Bu Korku’nun içinde, Onlar’ı buraya gönderenleri düşündükçe, sessiz bir Öfke yanıyordu.


Başı’nı öne eğerek, yumruklarını sıktı, ama bir an sonra...


"Ah..."


Etrafı’nı saran bir Sıcaklık hissetti.


Kendi’ne geldiğinde, Efendisi’nin Bedeni’nin O’nu Kucakladığı’nı hissedebiliyordu.


Bu Sıcaklık... Sakinleşirken Muazzam bir Rahatlık ve Huzur hissetmesine neden olmuştu. Neydi bu? Sadece bir Dokunuş’la değiştirilen bir Zihin durumu mu?


Noah, sakin bir şekilde konuşurken, Başı’nı göğsüne koyduğunda, düşünceleri uğuldamıştı. .


"Sorun yok. Her zaman yaptığımız gibi bir çözüm bulacağız. Yoksa bizi böyle bir durumdan çıkarmam konusunda bana güvenmiyor musun?"


Noah, İnfıniverse’nin Bedeni’ni tutarak, başını kaldırdı ve Kızarmış Gözler’ine baktı.

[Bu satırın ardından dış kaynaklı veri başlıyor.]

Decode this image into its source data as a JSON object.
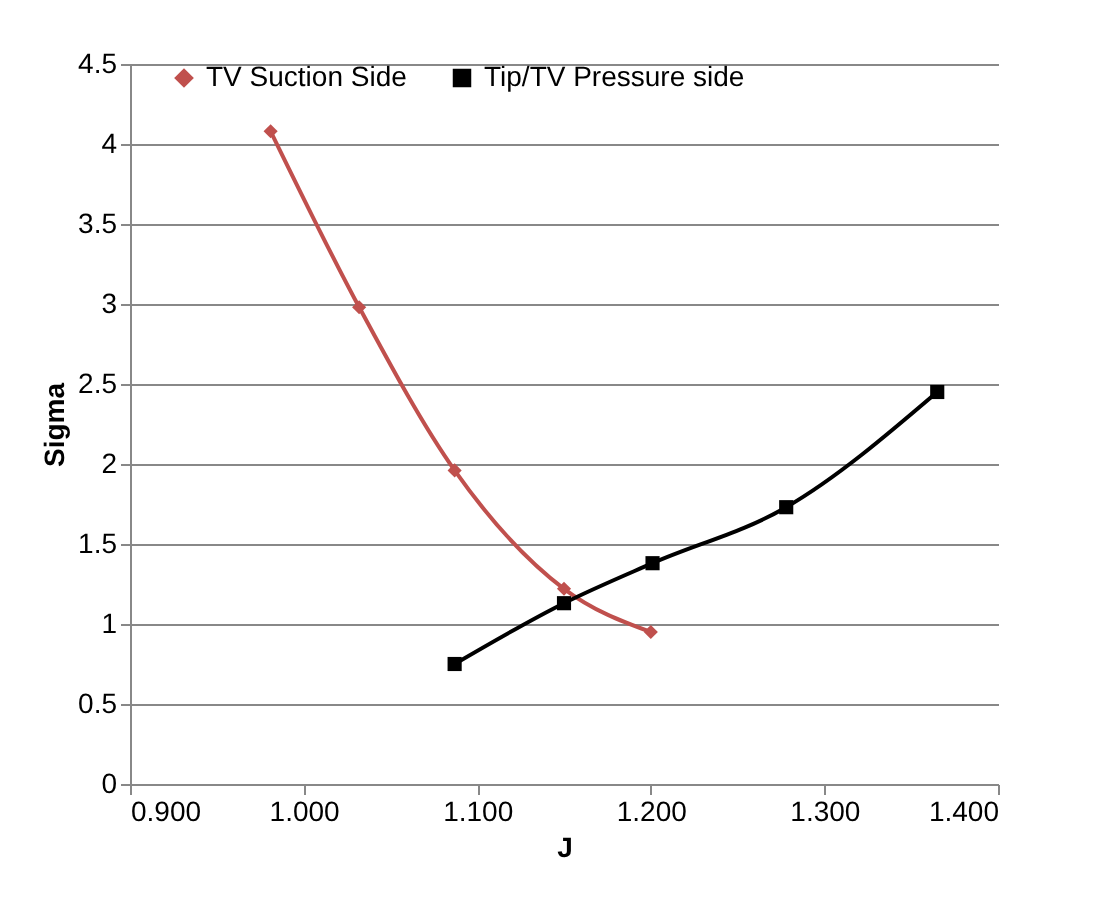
{
  "chart_data": {
    "type": "line",
    "xlabel": "J",
    "ylabel": "Sigma",
    "series": [
      {
        "name": "TV Suction Side",
        "color": "#c0504d",
        "marker": "diamond",
        "x": [
          0.981,
          1.032,
          1.087,
          1.15,
          1.2
        ],
        "values": [
          4.08,
          2.98,
          1.96,
          1.22,
          0.95
        ]
      },
      {
        "name": "Tip/TV Pressure side",
        "color": "#000000",
        "marker": "square",
        "x": [
          1.087,
          1.15,
          1.201,
          1.278,
          1.365
        ],
        "values": [
          0.75,
          1.13,
          1.38,
          1.73,
          2.45
        ]
      }
    ],
    "xlim": [
      0.9,
      1.4
    ],
    "xticks": [
      {
        "value": 0.9,
        "label": "0.900"
      },
      {
        "value": 1.0,
        "label": "1.000"
      },
      {
        "value": 1.1,
        "label": "1.100"
      },
      {
        "value": 1.2,
        "label": "1.200"
      },
      {
        "value": 1.3,
        "label": "1.300"
      },
      {
        "value": 1.4,
        "label": "1.400"
      }
    ],
    "ylim": [
      0,
      4.5
    ],
    "yticks": [
      0,
      0.5,
      1,
      1.5,
      2,
      2.5,
      3,
      3.5,
      4,
      4.5
    ],
    "grid": "y",
    "legend": "top",
    "line_style": "solid"
  }
}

Başı’nı salladığı anda, Gözler’i ağırlaştı ve sertleşti ama böylesine Tatlı bir anda...


PA! PA!


Sesler’i duyunca Bakışlar’ı değişti.


Noah da, bu sırada alkış Sesler’inin duyulduğu belirli bir yöne doğru döndü, uzaktaki bir tepeden birkaç İnsansı Varoluş’tan oluşan birkaç Figür yürüyordu!


"Ne kadar tatlı. Bu cehennem çukuruna yeni geldiniz ve şimdiden birbirinize arkadaşlık mı ediyorsunuz? Haha, size ne demiştim, kesinlikle Taze Kan geldiğini gördüm. Ve iki tanesi... Aman Aman, çok pahalıya satılacaklar."


İğrenç bir Ses.


Kürk Giysiler içinde iri yarı bir adam, Eli’nde Sivri bir Kılıç, arkasında gülümseme ve kötülük dolu gözlerle bir düzine Adam daha, Ruination ve Infiniverse’ye kilitlenmiş Gözler’i her zamankinden daha Parlak bir şekilde parlayarak, O’nu takip ediyordu.


Bu Çorak Gri Topraklar’a, Köken Kutsal İlkel Megalonya’lı inmişti. 


Bu Çorak Gri Topraklar’da, aynı Frekans’ta teminat altına alınmış Sayısız Başkalar’ı da vardı.


Bu Çorak Gri Topraklar’da... Korkunç Bir Destan çiçek açmak üzereydi!

Bu bölümde emeği geçen; çevirmen ve düzenleyici arkadaşların
emeklerinin karşılığı olarak basit bir minnet ifadesi yani teşekkür etmeyi ihmal etmeyelim.